Since more than one worker may update the body of the job znode concurrently, workers required to acquire this lock before updating the job znode body.
They release the lock after they updated it.
Usage
When a worker starts, it first needs to create an instance of ZKWorkerController class and initialize it by calling its initialize method. Then, it can get its unique ID by calling getWorkerNetworkInfo() method of ZKWorkerController object.
It can call getWorkerList() method of ZKWorkerController object to get the list of currently joined workers immediately. Or, if it needs the full list of workers in the job. Then, it can call waitForAllWorkersToJoin(timeLimit) method of ZKWorkerController object. This method will wait until either getting the full list of workers in the job or the time limit has been reached.

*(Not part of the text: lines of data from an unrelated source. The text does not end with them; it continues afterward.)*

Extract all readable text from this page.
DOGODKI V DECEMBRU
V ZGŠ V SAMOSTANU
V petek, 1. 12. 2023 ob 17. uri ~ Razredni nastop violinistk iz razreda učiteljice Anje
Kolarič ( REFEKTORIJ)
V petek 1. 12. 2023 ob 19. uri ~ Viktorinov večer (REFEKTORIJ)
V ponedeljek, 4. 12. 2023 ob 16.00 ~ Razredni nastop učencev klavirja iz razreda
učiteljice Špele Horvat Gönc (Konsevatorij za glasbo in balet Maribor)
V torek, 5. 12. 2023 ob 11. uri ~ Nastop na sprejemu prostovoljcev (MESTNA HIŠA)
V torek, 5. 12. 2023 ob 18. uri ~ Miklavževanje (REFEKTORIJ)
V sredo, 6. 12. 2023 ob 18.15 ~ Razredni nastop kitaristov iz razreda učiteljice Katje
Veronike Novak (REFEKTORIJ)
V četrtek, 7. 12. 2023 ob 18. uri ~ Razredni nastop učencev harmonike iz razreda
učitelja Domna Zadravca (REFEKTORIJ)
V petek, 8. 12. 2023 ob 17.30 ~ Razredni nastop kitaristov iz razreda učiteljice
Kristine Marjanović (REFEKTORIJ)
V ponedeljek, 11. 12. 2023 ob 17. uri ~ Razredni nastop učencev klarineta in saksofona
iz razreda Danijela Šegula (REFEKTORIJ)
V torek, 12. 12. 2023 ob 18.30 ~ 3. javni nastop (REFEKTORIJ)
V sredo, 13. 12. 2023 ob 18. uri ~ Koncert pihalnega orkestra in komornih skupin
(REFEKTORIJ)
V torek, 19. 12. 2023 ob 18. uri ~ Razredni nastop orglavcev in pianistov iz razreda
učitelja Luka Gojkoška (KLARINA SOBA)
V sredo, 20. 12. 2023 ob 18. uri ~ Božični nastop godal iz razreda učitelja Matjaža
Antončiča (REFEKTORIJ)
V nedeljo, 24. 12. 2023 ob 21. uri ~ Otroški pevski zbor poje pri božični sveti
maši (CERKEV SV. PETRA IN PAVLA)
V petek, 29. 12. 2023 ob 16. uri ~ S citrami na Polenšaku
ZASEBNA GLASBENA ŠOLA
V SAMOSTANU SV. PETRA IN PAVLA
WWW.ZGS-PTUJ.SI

A sample usage can be found in the class:
edu.iu.dsc.tws.examples.internal.bootstrap.ZKControllerExample.java
Its usage in the following class can also be examined for real usage:
edu.iu.dsc.tws.rsched.schedulers.aurora.AuroraWorkerStarter
Configuration Parameters
Following configuration parameters must be specified in the configuration files:
List of ZooKeeper server IP:port value: twister2.zookeeper.server.addresses
Example value: "127.0.0.1:3000,127.0.0.1:3001,127.0.0.1:3002"
Following configuration parameters have default values and their default values can be overridden in the configuration files:
Root znode name is by default: "/twister2" It can be changed with the configuration parameter:
twister2.zookeeper.root.node.path